[Date Prev][Date Next][Thread Prev][Thread Next][Date Index][Thread Index]

Re: [Condor-users] how to kill job when output dir removed ?




Dr Ian C. Smith wrote:
Unfortunately the DAGMan bug in 6.8 (mentioned
again here recently) is a show stopper for us.
Just to be clear, there are two manifestations of this bug.  In 6.8, it 
is causing DAGMan to go on hold when it exits abnormally.  In 6.9.1, 
this bug causes the schedd to crash :(
The problem will be fixed in 6.8.4 and 6.9.2.

You say that Condor 6.8 will continue to attempt to write to the submit host
if the filesystem is full.
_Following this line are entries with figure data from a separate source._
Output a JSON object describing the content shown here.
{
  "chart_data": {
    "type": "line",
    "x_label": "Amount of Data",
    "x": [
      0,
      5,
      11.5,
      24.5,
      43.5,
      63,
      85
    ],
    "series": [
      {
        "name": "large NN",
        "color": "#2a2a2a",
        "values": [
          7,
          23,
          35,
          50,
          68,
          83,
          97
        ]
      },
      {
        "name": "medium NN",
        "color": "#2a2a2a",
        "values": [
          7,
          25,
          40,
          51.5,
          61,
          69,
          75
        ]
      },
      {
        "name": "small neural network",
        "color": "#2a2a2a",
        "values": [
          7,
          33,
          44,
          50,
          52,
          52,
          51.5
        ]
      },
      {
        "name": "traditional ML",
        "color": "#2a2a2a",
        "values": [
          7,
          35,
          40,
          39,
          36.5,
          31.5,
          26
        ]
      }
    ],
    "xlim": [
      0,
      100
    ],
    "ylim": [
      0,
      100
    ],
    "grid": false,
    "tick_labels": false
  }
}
Does Condor actually detect this error
separately ? In other words - if the directory is missing (or unwriteable)
will it put the job on hold or just keep trying ?
In 6.8, Condor detects the error writing output, but it doesn't put the 
job on hold.  The job goes back to the idle state and will try to run 
again.  In the common case where the failure to write the output was 
because the initial working directory had been deleted, the job will go 
on hold when it tries to run again.  However, if you are writing your 
output to some other directory, and there are no problems fetching input 
files, then the job will run again, and possibly fail again when it 
tries to write output.
In 6.9.1, the job goes on hold when it fails to write output.

Just to make matters more confusing (sorry), standard, pvm, and local universes have not yet been incorporated into the new hold-on-error regime, so jobs in these universes currently exhibit the traditional behavior of going back to the idle state and trying to run again when they hit errors caused by missing input files/directories and/or output failures.
--Dan